For networking, it highlights NVIDIA Spectrum-X Ethernet features such as throughput with minimal jitter, scalable all-to-all fabric traffic, low latency with consistent performance at scale, and deep hardware telemetry.

Product Update

The post says Aviz ONES is designed to integrate with NVIDIA AI Factory reference architectures and networking platforms, including NVIDIA Spectrum-X Ethernet fabrics and NVIDIA-validated designs.

It describes ONES capabilities as providing transparent flow-level visibility, microburst and performance anomaly detection, telemetry aggregation across hosts, NICs, and fabric, and root-cause analysis aimed at lowering mean-time-to-resolution.

Operational Impact

It organizes ONES operations into Day 0 through Day 2+ workflows, describing Day 0 as design and simulation aligned with NVIDIA AI Factory simulation and design principles.

It describes Day 1 as automated validation workflows and performance baselining at turn-up, and it describes Day 2+ as telemetry-driven operational tooling for detecting microbursts, analyzing flows across multi-vendor fabrics, correlating network and GPU performance, and tracking performance thresholds and SLAs.

Leadership Perspective

The post presents AI Factories as a new class of production system where performance, with network performance emphasized, is part of the buying decision.

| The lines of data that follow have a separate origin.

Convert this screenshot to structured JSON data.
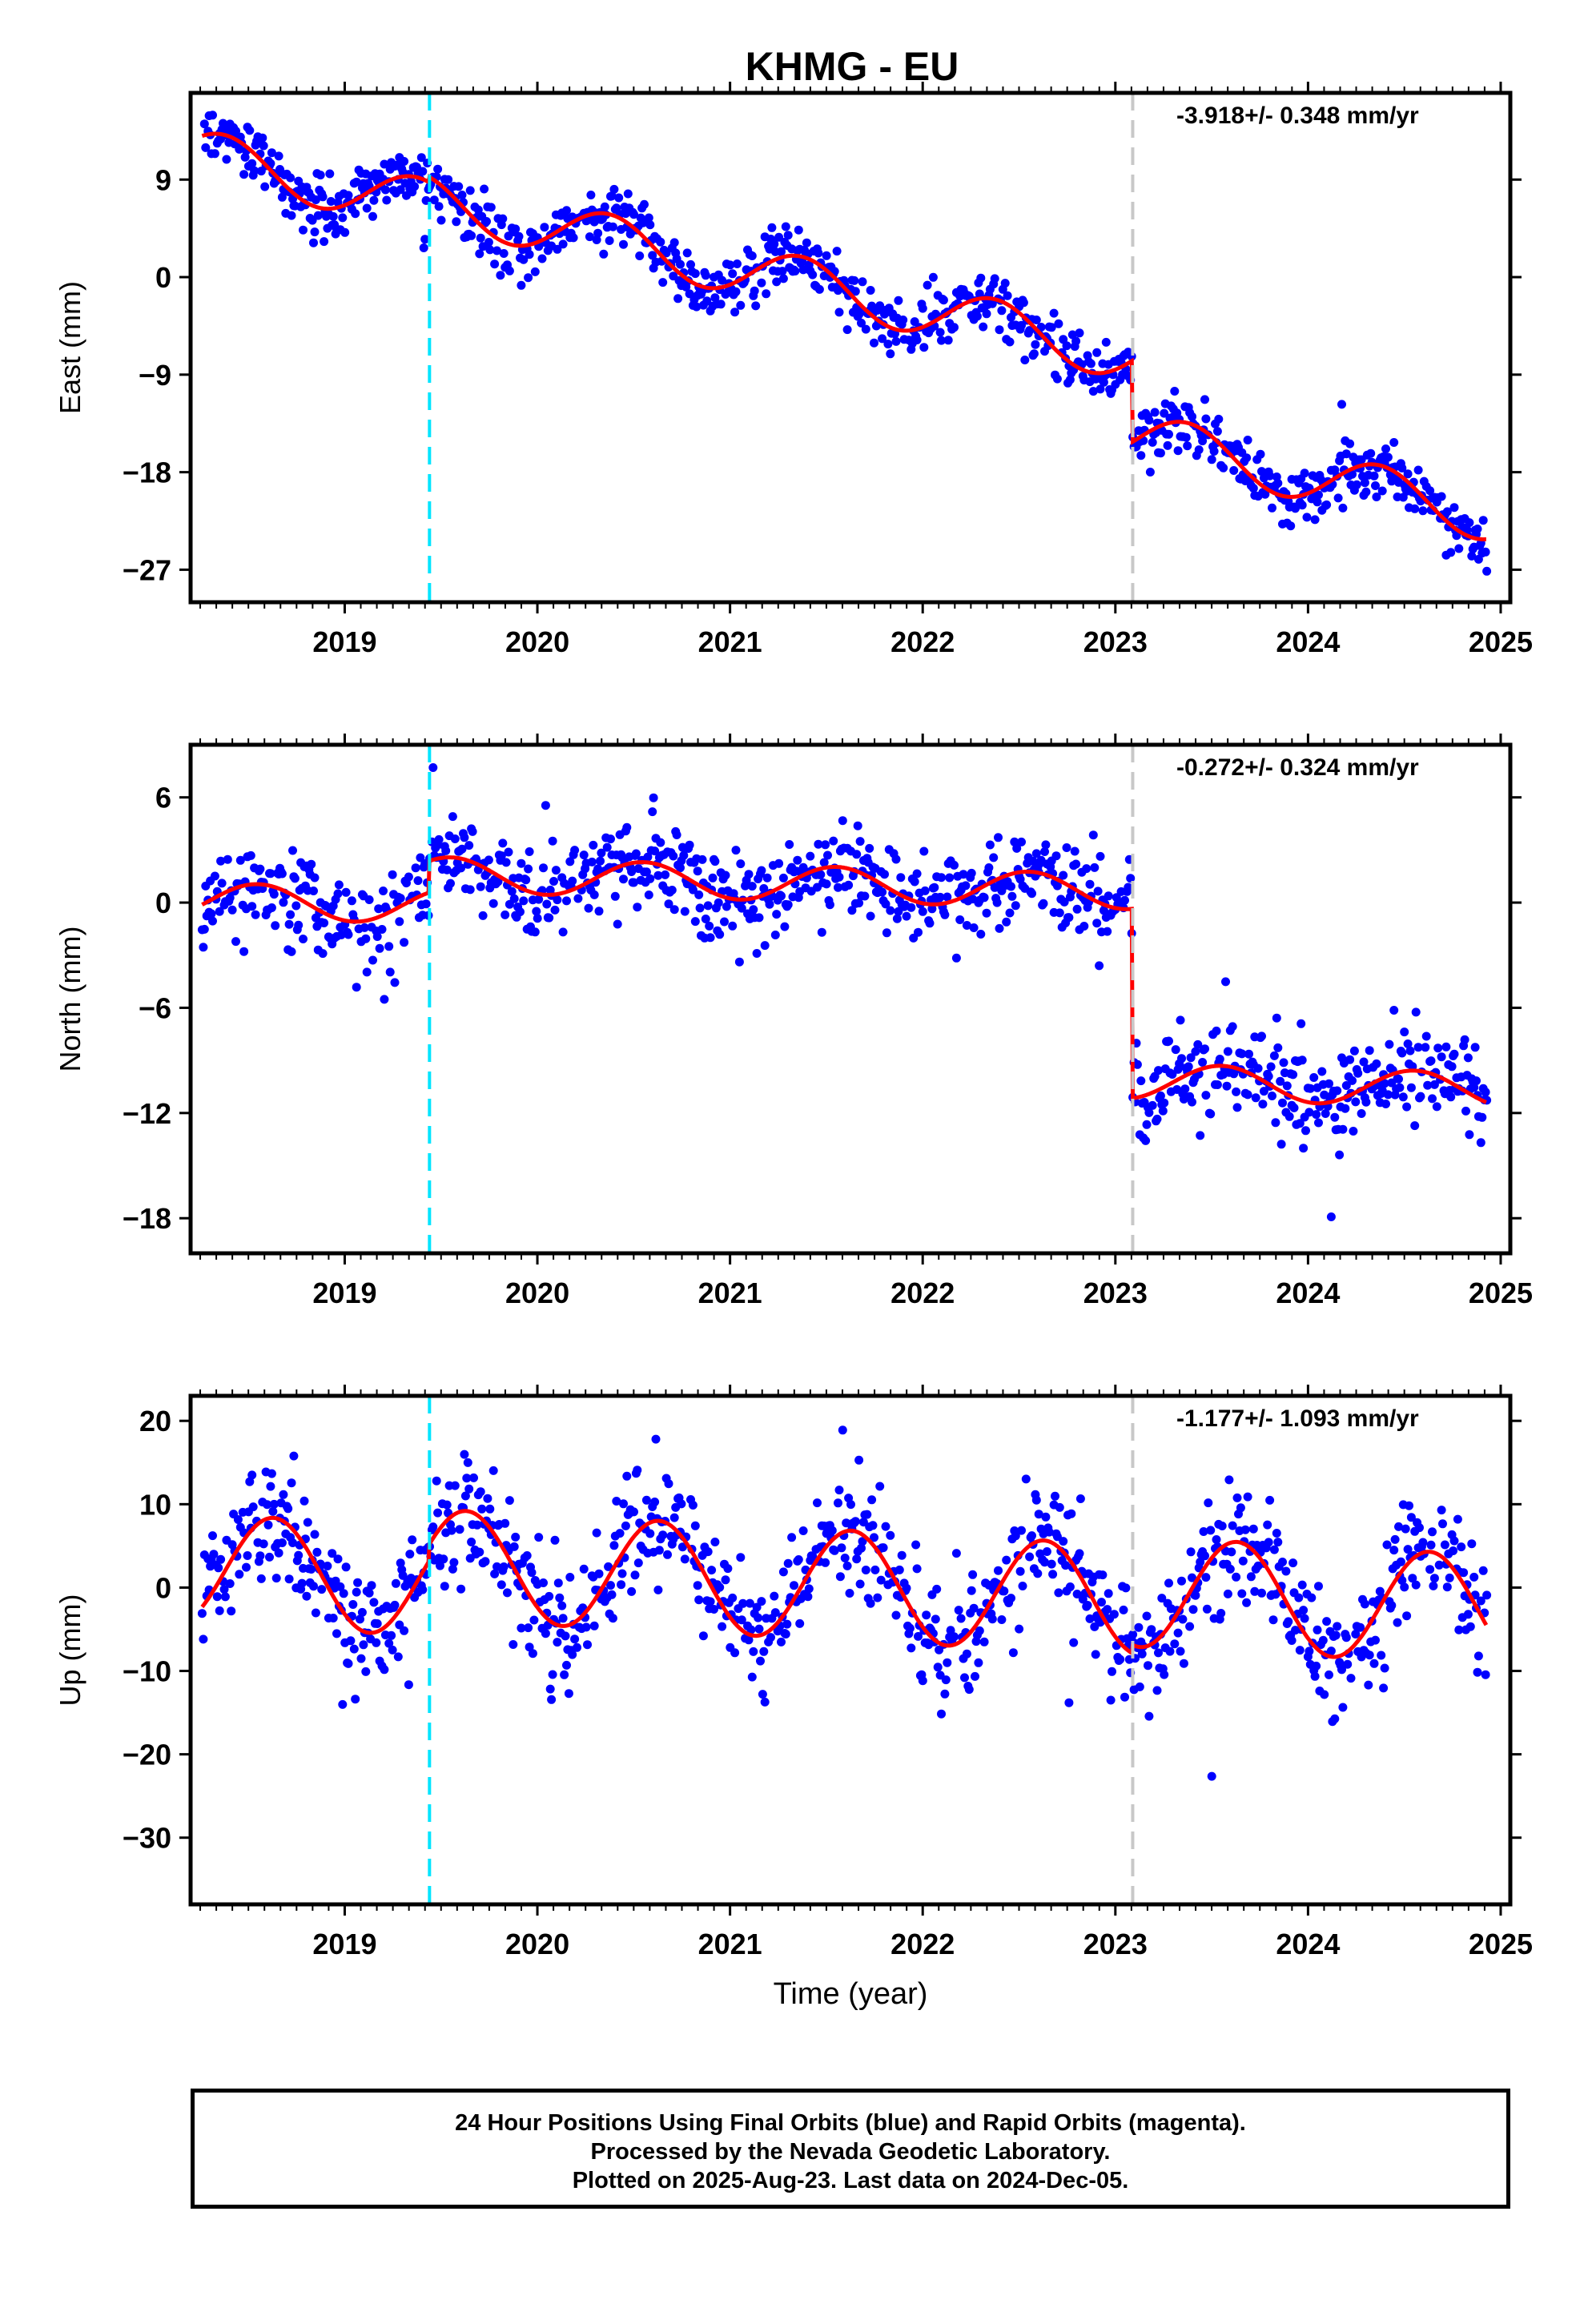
{
  "figure": {
    "title": "KHMG - EU",
    "xlabel": "Time (year)",
    "footer": [
      "24 Hour Positions Using Final Orbits (blue) and Rapid Orbits (magenta).",
      "Processed by the Nevada Geodetic Laboratory.",
      "Plotted on 2025-Aug-23. Last data on 2024-Dec-05."
    ],
    "colors": {
      "points": "#0000ff",
      "model": "#ff0000",
      "cyan_marker": "#00e5ff",
      "gray_marker": "#c8c8c8"
    }
  },
  "chart_data": [
    {
      "type": "scatter",
      "ylabel": "East (mm)",
      "rate_text": "-3.918+/- 0.348 mm/yr",
      "xlim": [
        2018.2,
        2025.05
      ],
      "ylim": [
        -30,
        17
      ],
      "yticks": [
        9,
        0,
        -9,
        -18,
        -27
      ],
      "ytick_labels": [
        "9",
        "0",
        "−9",
        "−18",
        "−27"
      ],
      "xticks": [
        2019,
        2020,
        2021,
        2022,
        2023,
        2024,
        2025
      ],
      "xtick_labels": [
        "2019",
        "2020",
        "2021",
        "2022",
        "2023",
        "2024",
        "2025"
      ],
      "markers": [
        2019.44,
        2023.09
      ],
      "model": {
        "trend_per_year": -3.918,
        "intercept_at_2018": 12.2,
        "annual_amplitude": 2.4,
        "annual_peak": 0.37,
        "offsets": [
          {
            "at": 2019.44,
            "step": 0.5
          },
          {
            "at": 2023.09,
            "step": -7.5
          }
        ],
        "start": 2018.26,
        "end": 2024.93
      },
      "scatter_sd": 1.3
    },
    {
      "type": "scatter",
      "ylabel": "North (mm)",
      "rate_text": "-0.272+/- 0.324 mm/yr",
      "xlim": [
        2018.2,
        2025.05
      ],
      "ylim": [
        -20,
        9
      ],
      "yticks": [
        6,
        0,
        -6,
        -12,
        -18
      ],
      "ytick_labels": [
        "6",
        "0",
        "−6",
        "−12",
        "−18"
      ],
      "xticks": [
        2019,
        2020,
        2021,
        2022,
        2023,
        2024,
        2025
      ],
      "xtick_labels": [
        "2019",
        "2020",
        "2021",
        "2022",
        "2023",
        "2024",
        "2025"
      ],
      "markers": [
        2019.44,
        2023.09
      ],
      "model": {
        "trend_per_year": -0.272,
        "intercept_at_2018": 0.2,
        "annual_amplitude": 1.0,
        "annual_peak": 0.55,
        "offsets": [
          {
            "at": 2019.44,
            "step": 1.8
          },
          {
            "at": 2023.09,
            "step": -10.8
          }
        ],
        "start": 2018.26,
        "end": 2024.93
      },
      "scatter_sd": 1.3
    },
    {
      "type": "scatter",
      "ylabel": "Up (mm)",
      "rate_text": "-1.177+/- 1.093 mm/yr",
      "xlim": [
        2018.2,
        2025.05
      ],
      "ylim": [
        -38,
        23
      ],
      "yticks": [
        20,
        10,
        0,
        -10,
        -20,
        -30
      ],
      "ytick_labels": [
        "20",
        "10",
        "0",
        "−10",
        "−20",
        "−30"
      ],
      "xticks": [
        2019,
        2020,
        2021,
        2022,
        2023,
        2024,
        2025
      ],
      "xtick_labels": [
        "2019",
        "2020",
        "2021",
        "2022",
        "2023",
        "2024",
        "2025"
      ],
      "markers": [
        2019.44,
        2023.09
      ],
      "model": {
        "trend_per_year": -1.177,
        "intercept_at_2018": 2.5,
        "annual_amplitude": 6.6,
        "annual_peak": 0.63,
        "offsets": [
          {
            "at": 2019.44,
            "step": 2.0
          },
          {
            "at": 2023.09,
            "step": 1.0
          }
        ],
        "start": 2018.26,
        "end": 2024.93
      },
      "scatter_sd": 3.6
    }
  ]
}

It outlines a partner playbook that includes an AI Factory readiness assessment, delivery of validated 400G/800G Ethernet fabrics built on NVIDIA Spectrum-X managed via Aviz ONES, observability and performance assurance through telemetry and anomaly detection, and an AI-driven operational model with NetOps enablement, runbooks, automation, and AI-assisted root cause analysis.

The blog frames AI Factory deployments as dependent on networking performance and validated operational readiness, with Aviz ONES positioned as an observability and workflow layer integrated with NVIDIA AI Factory architectures. This “Blog Signals brief” is a fact-based summary of the vendor blog.